Previous studies identified NDD following TAVR as a safe strategy [6, 13,14,15]. As no Dutch data on NDD after TAVR exist from any hospital in the Netherlands, we evaluated its real-world effect on feasibility, timing, and short-term outcomes.
This study found low post-discharge complication and mortality rates in the NDD group. NDD was achieved in 269 (58.5%) patients. NDD rates vary across studies. Some report higher rates (72% [13], 80% [14]), but excluded patients with pre-existing RBBB, prolonged PR interval, AV block [13], or inadequate social support or mental stability [14]. In this study, NDD was the intended strategy for all TAVR patients, which may have contributed to a lower NDD rate.
The study population differed in three baseline variables. The NDD group included significantly fewer females compared to the DD group (36.4 and 47.1% respectively). Previous studies confirm that female sex is a negative predictor of NDD [13], as females often experience more bleeding and more vascular complications post-TAVR [16]. However, no sex-based differences in vascular complications were observed in this study.
Patients in the NDD group were less frail, with a median EFS score of 2.0 compared to 3.0 in the DD group. This aligns with findings by Holierook et al., which linked higher frailty scores to prolonged hospital stay [17]. Unlike other NDD safety studies [13, 14], we did not preselect based on social support, which is reflected in the EFS score and may explain group differences.
More patients in the DD group (13.1% versus 4.1% respectively) had a pre-existing RBBB. RBBB is a well-known predictor for the need of a PPI after TAVR [18], which may have caused a longer hospital stay in the DD group.

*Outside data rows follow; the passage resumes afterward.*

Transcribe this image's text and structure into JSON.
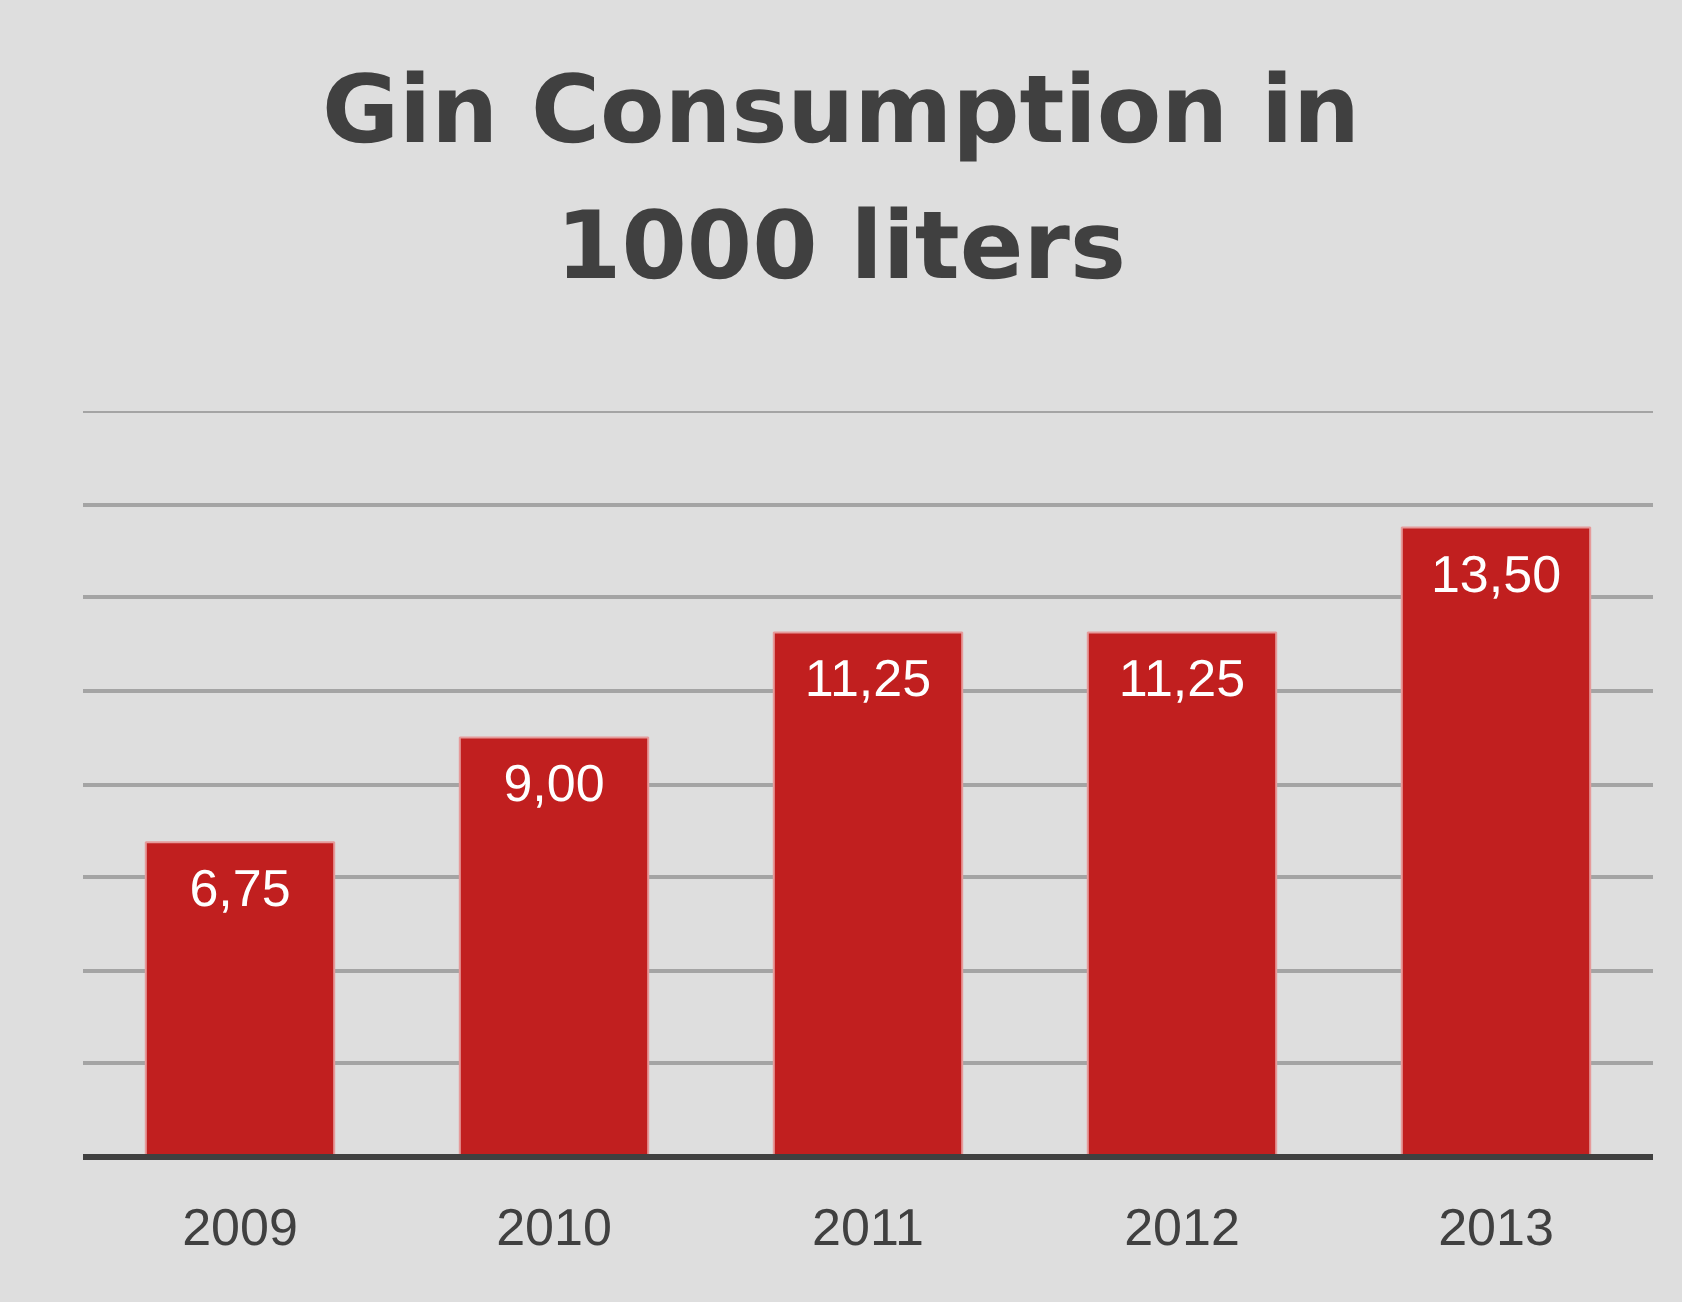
{
  "chart_data": {
    "type": "bar",
    "title": "Gin Consumption in 1000 liters",
    "categories": [
      "2009",
      "2010",
      "2011",
      "2012",
      "2013"
    ],
    "values": [
      6.75,
      9.0,
      11.25,
      11.25,
      13.5
    ],
    "value_labels": [
      "6,75",
      "9,00",
      "11,25",
      "11,25",
      "13,50"
    ],
    "color": "#c11f1f",
    "ylim": [
      0,
      16
    ],
    "yticks": [
      {
        "value": 2,
        "label": null
      },
      {
        "value": 4,
        "label": null
      },
      {
        "value": 6,
        "label": null
      },
      {
        "value": 8,
        "label": null
      },
      {
        "value": 10,
        "label": null
      },
      {
        "value": 12,
        "label": null
      },
      {
        "value": 14,
        "label": null
      },
      {
        "value": 16,
        "label": null
      }
    ],
    "grid": "y",
    "tick_labels": "x"
  }
}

In this study, no cases of 30-day mortality were found in the NDD group. The overall 30-day mortality rate in this study was 0.7%, which is comparable to the findings of Eaves et al. [13]. Both studies reported no cases of mortality in the NDD group and found no significant difference between the two groups.
The incidence of PPI within 30 days post-TAVR was low in the NDD group (1.9%). PPI rates with NDD after TAVR ranged from 0 to 15.5% in the meta-analysis of Gupta et al. [6]. The occurrence of conduction disorders during or after TAVR often requires prolonged ECG monitoring or sometimes PPI, reflected in a higher rate of PPI in the DD group (18.3%), p < 0.001. Similar trends were reported in other studies [6, 13, 19].
Patients were readmitted with complaints of bradycardia, dizziness, and hypotension, most commonly due to 3rd degree AV block. All patients in the NDD group who received a permanent pacemaker were readmitted to the hospital between one and seven days post-discharge. Patients were discharged following the ESC guidelines on cardiac pacing and resynchronisation therapy 2021 [10], except for one patient. This patient showed a new LBBB with a QRS duration exceeding 150 ms after TAVR and, therefore, should have been monitored longer. However, the patient was readmitted with symptoms of bradycardia seven days after discharge, suggesting that 48 h of prolonged monitoring would not necessarily have altered the outcome.
Additionally, the rate of vascular complications was low in the NDD group. Respectively, 0.0 and 2.2% major and minor vascular complications occurred in the NDD group. The rates were higher in the DD group with 1.6 and 5.2% major- and minor vascular complications, respectively (p = 0.02). Especially major, but also minor vascular complications could be a reason for additional intervention and prolonged hospital stay. Two studies reported similar findings regarding differences in vascular complications between the groups [6, 13]. In contrast, the study of Ordoñez et al. found no difference in major vascular complications between both groups (p = 0.32) [19], and Eaves et al. found 1.5% major vascular complications in the NDD group [13].
In the NDD group, there were no patients with in-hospital stroke, whereas six patients (3.1%) had a stroke in the DD group (p = 0.004). Other studies found no significant difference in stroke. However, this outcome was measured at 30 days instead of in-hospital [6, 13, 19].
In summary, this study’s findings align with previous research. The low post-discharge complication rates in the NDD group in this study are consistent with expectations, as complications such as PPI, vascular complications, and stroke require prolonged observation or additional interventions during the post-TAVR hospital stay.
In our opinion, these findings likely apply to other Dutch TAVR-implanting hospitals, as both international and current data support the feasibility and safety of NDD. The results of this study did not prompt any changes to the discharge protocol.
The main limitation of this study is its single-centre, retrospective design. Second, bias may have been introduced because patients were selected for NDD by different physicians. However, all physicians followed the European guidelines and the aim of this study was to assess the practices in a real-life Dutch hospital setting.
Further research should explore factors contributing to prolonged hospital stay, including the timing of complication onset. Understanding the reasons behind prolonged hospitalisation could further optimise post-TAVR discharge protocols. Home monitoring to detect any arrhythmias and conduction disturbances could be explored.